There’s an old adage that recommends that people hope for the best and plan for the worst. The saying is particularly salient for entrepreneurs and is in and of itself a good piece of advice for managing your small business. After all, crisis situations of all kinds can arrive at any time. Small businesses in particular don’t have the economies of scale to weather external shocks or internal drama. Having a plan in place to handle crisis situations before they crop up could mean a great deal to your small business’ success. Here are some tips on how to handle crisis situations.
Gather the team and maintain perspective
Anytime a crisis occurs, an inevitable consequence is the finger pointing that goes on immediately afterwards. While finding the source of the crisis is important to forestall future problems of this magnitude from occurring, assigning blame is often simply an excuse to relieve the pressure from yourself. Strong leadership during crisis situations requires the maintenance of continuity and unity among your team members. Pointing fingers is ultimately a fruitless exercise that will only cause chaos and open hostility among your employees.
Tell the whole truth
Denials or disingenuous attempts at hiding the truth will only make you and your company look that much more guilty. Sometimes, it is better simply to confess to the crisis and your company’s culpability. Being the first one to admit the truth about the situation will empower you and your company to take control of the crisis situation by controlling the spin. Of course, unfavorable facts that have nothing to do with the crisis are better avoided. However, don’t get yourself in more trouble by lying about one thing that eventually leads to a whole web of lies.

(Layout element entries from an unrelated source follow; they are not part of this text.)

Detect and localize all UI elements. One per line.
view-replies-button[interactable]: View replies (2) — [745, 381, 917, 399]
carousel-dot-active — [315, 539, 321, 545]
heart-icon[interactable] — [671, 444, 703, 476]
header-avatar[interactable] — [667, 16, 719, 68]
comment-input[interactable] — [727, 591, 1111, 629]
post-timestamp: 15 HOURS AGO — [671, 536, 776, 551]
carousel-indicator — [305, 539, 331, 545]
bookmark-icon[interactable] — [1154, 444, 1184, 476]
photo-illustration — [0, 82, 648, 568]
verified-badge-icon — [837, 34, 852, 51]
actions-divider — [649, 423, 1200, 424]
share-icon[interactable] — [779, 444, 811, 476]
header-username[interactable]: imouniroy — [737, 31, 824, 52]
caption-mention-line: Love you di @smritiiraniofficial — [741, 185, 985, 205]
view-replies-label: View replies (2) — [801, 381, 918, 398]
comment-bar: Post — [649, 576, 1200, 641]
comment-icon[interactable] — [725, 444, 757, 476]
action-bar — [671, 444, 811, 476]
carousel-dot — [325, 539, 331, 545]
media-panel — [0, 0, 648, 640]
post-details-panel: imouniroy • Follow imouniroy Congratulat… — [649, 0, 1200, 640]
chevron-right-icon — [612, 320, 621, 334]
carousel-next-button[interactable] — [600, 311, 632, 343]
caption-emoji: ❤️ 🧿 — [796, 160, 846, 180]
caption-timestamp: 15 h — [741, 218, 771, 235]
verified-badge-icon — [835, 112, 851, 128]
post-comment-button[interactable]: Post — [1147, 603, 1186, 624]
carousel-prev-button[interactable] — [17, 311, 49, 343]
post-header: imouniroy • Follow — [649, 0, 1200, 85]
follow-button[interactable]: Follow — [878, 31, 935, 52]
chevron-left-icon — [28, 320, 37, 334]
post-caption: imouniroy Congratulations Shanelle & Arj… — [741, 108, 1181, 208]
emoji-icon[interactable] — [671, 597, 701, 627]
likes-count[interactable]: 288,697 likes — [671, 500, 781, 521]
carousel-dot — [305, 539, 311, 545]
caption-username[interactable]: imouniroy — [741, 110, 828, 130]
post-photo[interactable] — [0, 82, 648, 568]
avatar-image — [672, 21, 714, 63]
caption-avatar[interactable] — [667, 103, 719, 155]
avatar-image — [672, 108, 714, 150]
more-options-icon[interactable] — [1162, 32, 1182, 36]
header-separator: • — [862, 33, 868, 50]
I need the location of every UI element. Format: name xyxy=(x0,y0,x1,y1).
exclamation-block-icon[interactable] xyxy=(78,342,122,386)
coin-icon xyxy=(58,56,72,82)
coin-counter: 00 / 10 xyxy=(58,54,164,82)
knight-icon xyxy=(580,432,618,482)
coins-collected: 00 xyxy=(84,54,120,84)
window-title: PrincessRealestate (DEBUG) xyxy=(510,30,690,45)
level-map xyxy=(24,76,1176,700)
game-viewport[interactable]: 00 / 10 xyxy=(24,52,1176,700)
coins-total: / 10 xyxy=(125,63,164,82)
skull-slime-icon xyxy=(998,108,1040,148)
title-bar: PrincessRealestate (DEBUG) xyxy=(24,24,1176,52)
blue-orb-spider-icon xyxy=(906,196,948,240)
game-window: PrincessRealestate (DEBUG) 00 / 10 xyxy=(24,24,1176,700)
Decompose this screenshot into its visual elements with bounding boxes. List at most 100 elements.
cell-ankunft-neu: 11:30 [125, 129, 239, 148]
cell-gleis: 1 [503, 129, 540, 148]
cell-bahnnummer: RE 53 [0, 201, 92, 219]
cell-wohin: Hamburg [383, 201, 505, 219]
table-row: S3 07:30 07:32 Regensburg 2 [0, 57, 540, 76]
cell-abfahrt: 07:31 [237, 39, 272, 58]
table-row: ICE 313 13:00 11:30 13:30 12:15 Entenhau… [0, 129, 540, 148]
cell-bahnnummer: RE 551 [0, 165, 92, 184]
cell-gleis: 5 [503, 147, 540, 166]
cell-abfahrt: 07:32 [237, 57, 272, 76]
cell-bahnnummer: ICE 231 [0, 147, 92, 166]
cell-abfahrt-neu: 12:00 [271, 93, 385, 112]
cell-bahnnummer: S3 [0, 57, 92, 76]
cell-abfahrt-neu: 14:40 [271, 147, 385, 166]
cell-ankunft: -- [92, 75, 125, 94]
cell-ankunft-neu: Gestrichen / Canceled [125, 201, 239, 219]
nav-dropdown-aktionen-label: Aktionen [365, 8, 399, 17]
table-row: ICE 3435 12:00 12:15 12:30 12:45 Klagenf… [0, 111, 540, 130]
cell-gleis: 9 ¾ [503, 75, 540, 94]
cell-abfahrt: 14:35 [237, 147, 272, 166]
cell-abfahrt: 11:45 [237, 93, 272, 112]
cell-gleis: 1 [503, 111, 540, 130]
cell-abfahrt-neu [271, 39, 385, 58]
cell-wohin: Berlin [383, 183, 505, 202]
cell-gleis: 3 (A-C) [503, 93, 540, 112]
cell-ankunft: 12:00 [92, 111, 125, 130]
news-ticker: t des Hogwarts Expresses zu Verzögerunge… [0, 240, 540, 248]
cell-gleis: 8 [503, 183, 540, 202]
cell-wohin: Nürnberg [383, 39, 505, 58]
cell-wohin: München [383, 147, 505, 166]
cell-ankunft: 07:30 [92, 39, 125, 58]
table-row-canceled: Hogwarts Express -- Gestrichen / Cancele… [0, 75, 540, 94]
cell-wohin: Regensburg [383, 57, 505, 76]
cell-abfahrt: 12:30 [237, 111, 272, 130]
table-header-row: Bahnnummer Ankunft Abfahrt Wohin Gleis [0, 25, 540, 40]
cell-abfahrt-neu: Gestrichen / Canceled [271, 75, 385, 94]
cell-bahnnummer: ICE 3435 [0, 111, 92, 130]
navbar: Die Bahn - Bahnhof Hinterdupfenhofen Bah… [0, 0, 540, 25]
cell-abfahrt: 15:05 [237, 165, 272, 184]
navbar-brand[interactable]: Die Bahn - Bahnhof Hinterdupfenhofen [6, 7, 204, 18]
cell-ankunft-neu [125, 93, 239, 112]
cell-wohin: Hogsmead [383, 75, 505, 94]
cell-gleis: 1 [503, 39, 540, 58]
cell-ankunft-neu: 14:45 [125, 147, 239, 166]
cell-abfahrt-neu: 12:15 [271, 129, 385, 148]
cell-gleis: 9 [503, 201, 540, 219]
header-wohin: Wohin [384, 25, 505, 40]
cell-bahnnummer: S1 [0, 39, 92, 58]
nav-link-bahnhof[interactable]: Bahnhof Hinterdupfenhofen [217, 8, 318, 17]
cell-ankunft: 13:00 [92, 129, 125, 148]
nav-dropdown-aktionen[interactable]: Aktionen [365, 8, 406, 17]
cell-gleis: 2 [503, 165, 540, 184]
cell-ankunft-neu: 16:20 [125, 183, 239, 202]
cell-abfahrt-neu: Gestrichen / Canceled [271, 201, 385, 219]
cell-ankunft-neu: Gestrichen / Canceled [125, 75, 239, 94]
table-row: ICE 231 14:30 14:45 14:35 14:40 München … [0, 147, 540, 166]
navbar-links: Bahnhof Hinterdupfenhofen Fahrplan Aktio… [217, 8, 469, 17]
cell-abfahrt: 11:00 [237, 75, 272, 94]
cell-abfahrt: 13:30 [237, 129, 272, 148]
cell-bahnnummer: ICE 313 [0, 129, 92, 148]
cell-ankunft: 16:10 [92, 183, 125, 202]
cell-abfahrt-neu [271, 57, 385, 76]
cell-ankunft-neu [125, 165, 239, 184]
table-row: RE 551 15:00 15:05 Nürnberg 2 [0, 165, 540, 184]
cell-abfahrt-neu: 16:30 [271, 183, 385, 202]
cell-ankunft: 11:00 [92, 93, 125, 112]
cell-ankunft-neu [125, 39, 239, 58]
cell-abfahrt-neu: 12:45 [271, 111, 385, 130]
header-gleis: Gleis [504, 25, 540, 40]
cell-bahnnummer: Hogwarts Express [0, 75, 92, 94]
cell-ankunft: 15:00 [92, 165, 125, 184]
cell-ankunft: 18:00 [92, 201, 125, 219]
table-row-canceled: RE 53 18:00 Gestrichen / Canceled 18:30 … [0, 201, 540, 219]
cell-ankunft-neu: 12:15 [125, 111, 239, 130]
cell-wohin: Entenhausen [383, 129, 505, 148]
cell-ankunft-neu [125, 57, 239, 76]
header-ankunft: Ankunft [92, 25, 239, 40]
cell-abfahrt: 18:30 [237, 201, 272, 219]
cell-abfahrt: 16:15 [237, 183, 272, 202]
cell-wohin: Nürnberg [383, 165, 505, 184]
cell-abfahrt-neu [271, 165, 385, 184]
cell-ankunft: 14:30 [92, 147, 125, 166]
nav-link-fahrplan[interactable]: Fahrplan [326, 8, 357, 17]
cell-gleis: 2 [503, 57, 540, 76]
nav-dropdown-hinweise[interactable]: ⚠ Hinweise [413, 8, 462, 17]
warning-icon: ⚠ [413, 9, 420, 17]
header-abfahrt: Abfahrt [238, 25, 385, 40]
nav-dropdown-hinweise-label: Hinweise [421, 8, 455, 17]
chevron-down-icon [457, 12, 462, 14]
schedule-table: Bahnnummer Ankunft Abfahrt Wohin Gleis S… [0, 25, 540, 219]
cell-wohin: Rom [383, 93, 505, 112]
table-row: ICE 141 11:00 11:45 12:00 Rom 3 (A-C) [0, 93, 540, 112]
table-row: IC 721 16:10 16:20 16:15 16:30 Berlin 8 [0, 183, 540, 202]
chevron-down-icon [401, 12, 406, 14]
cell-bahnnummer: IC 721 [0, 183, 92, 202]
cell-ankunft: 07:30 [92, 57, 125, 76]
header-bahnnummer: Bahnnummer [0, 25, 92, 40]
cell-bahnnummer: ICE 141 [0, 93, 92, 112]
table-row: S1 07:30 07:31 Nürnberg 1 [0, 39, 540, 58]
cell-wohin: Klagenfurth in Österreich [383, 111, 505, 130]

Too many cooks spoil the broth
When a crisis situation erupts, the local media will undoubtedly attempt to get to the bottom and uncover as much dirt as they can. Assign one person at your company to be the spokesperson and implement a strict gag order on the rest of your employees. Too many people speaking publicly could complicate the situation. Additionally, your other employees might not have the full picture of what is going on and say something erroneous.
When faced with a crisis that could ruin their business, many owners go through some version of the psychological stages of grief, this is understandable but ultimately counterproductive: People almost never make good decisions when they’re angry or depressed. Once they’ve regained their objectivity, they can take action to save or reinvent their business. Do away with emotions.
Implement the plan
A strong plan lays out the critical objectives for turning around the business, the paths and timelines to reaching those goals, and the people who are responsible for executing them.
The ability to set aside ego and other considerations to find outside help can be crucial for business owners who lack the right skill set for managing a crisis. Sometimes the owner can’t do this [alone]. It’s triage, and they’re not built to do it. They’re not going to fire friends and family. They’re not going to have[difficult] conversations with customers and vendors. Sometimes they need a professional to ‘block’ for them and have the confidence that they don’t have.
How has your small business handled crisis situations in the past?